Simply stated, the corporate culture at OpenAI is one of gluttony, whereas the culture at xAI is one of relative thrift and industry. Even though OpenAI has far more funding, I suspect that, in the end, xAI will be a much more successful company, because they haven't raised a bunch of overweight spoiled brats who get everything they demand.
I would also say that the poison in the culture of the Silicon Valley is starting to peg the meter, as this breaking story reveals - - the TLDR of it is that a startup which claims to have made software to let students cheat on anything they want threw a party in which they lied about who would be there, just to draw a crowd and just for the lulz.
So, yeah, it's called "rage-baiting", whereas not long ago they would simply call the guy who send the invitations a lying asshole. Times change!
You think we're at the tippity-top of the tech bubble? I sure do. This is Roman orgy stuff, people, and with the exception of those able to rip off $100 million from a briefly idiotic Zuck, it isn't going to end at all well.
Roman orgy indeed. I'm not an Eyes Wide Shut kind of fellow, but I can work the camera on my phone fairly well, and I haven't been to Palo Alto since 2002.
I just picked up AI Valley by Gary Rivlin at my local library, and I'm looking forward to reading it soon. My only real direct experience with AI was Google Gemini on my phone, and the voice mode is impressive. She's very friendly.
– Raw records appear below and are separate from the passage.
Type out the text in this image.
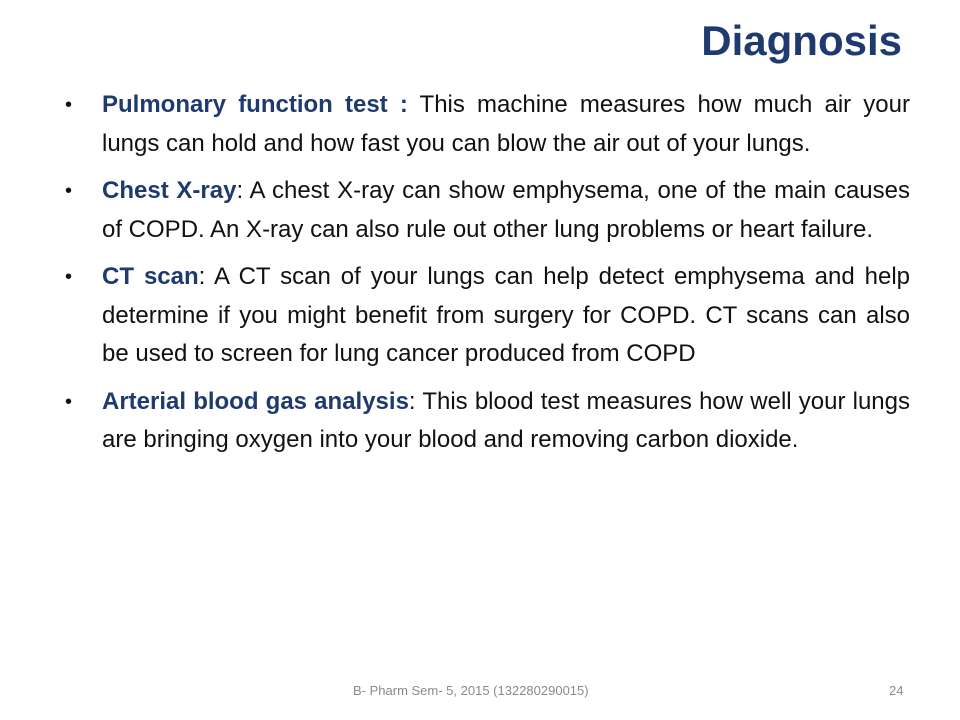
Diagnosis
• Pulmonary function test : This machine measures how much air your lungs can hold and how fast you can blow the air out of your lungs.
• Chest X-ray: A chest X-ray can show emphysema, one of the main causes of COPD. An X-ray can also rule out other lung problems or heart failure.
• CT scan: A CT scan of your lungs can help detect emphysema and help determine if you might benefit from surgery for COPD. CT scans can also be used to screen for lung cancer produced from COPD
• Arterial blood gas analysis: This blood test measures how well your lungs are bringing oxygen into your blood and removing carbon dioxide.
B- Pharm Sem- 5, 2015 (132280290015)	24
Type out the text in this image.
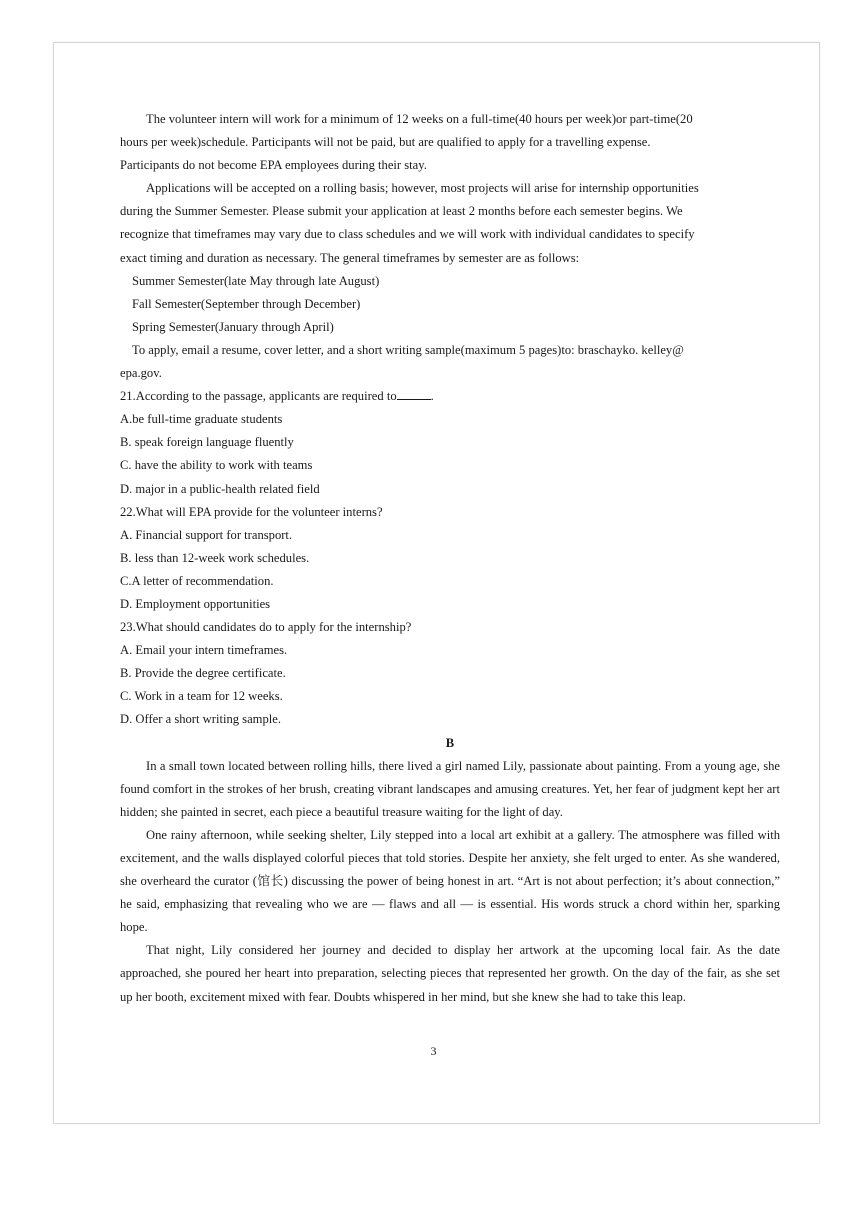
The volunteer intern will work for a minimum of 12 weeks on a full-time(40 hours per week)or part-time(20

hours per week)schedule. Participants will not be paid, but are qualified to apply for a travelling expense.

Participants do not become EPA employees during their stay.

Applications will be accepted on a rolling basis; however, most projects will arise for internship opportunities

during the Summer Semester. Please submit your application at least 2 months before each semester begins. We

recognize that timeframes may vary due to class schedules and we will work with individual candidates to specify

exact timing and duration as necessary. The general timeframes by semester are as follows:

Summer Semester(late May through late August)

Fall Semester(September through December)

Spring Semester(January through April)

To apply, email a resume, cover letter, and a short writing sample(maximum 5 pages)to: braschayko. kelley@

epa.gov.

21.According to the passage, applicants are required to	.

A.be full-time graduate students

B. speak foreign language fluently

C. have the ability to work with teams

D. major in a public-health related field

22.What will EPA provide for the volunteer interns?

A. Financial support for transport.

B. less than 12-week work schedules.

C.A letter of recommendation.

D. Employment opportunities

23.What should candidates do to apply for the internship?

A. Email your intern timeframes.

B. Provide the degree certificate.

C. Work in a team for 12 weeks.

D. Offer a short writing sample.

B

In a small town located between rolling hills, there lived a girl named Lily, passionate about painting. From a young age, she found comfort in the strokes of her brush, creating vibrant landscapes and amusing creatures. Yet, her fear of judgment kept her art hidden; she painted in secret, each piece a beautiful treasure waiting for the light of day.

One rainy afternoon, while seeking shelter, Lily stepped into a local art exhibit at a gallery. The atmosphere was filled with excitement, and the walls displayed colorful pieces that told stories. Despite her anxiety, she felt urged to enter. As she wandered, she overheard the curator (馆长) discussing the power of being honest in art. “Art is not about perfection; it’s about connection,” he said, emphasizing that revealing who we are — flaws and all — is essential. His words struck a chord within her, sparking hope.

That night, Lily considered her journey and decided to display her artwork at the upcoming local fair. As the date approached, she poured her heart into preparation, selecting pieces that represented her growth. On the day of the fair, as she set up her booth, excitement mixed with fear. Doubts whispered in her mind, but she knew she had to take this leap.

3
Then last night I tried Grok3 on my Android 15 tablet and was blown away. Voice mode didn't work, but I typed in the question "How far is Earth from Mars right now?"
Grok quickly supplied its detailed thinking step by step, and while I don't recall how long it took, it was like following the thoughts of a professor of astrophysics at superhuman speed. Why wouldn't it be? Answer: approximately 226,000,000 kilometers ( I think). I didn't feel the need to check the math, even if I could.
My money is on Grok, and I think I remember why yours might be as well.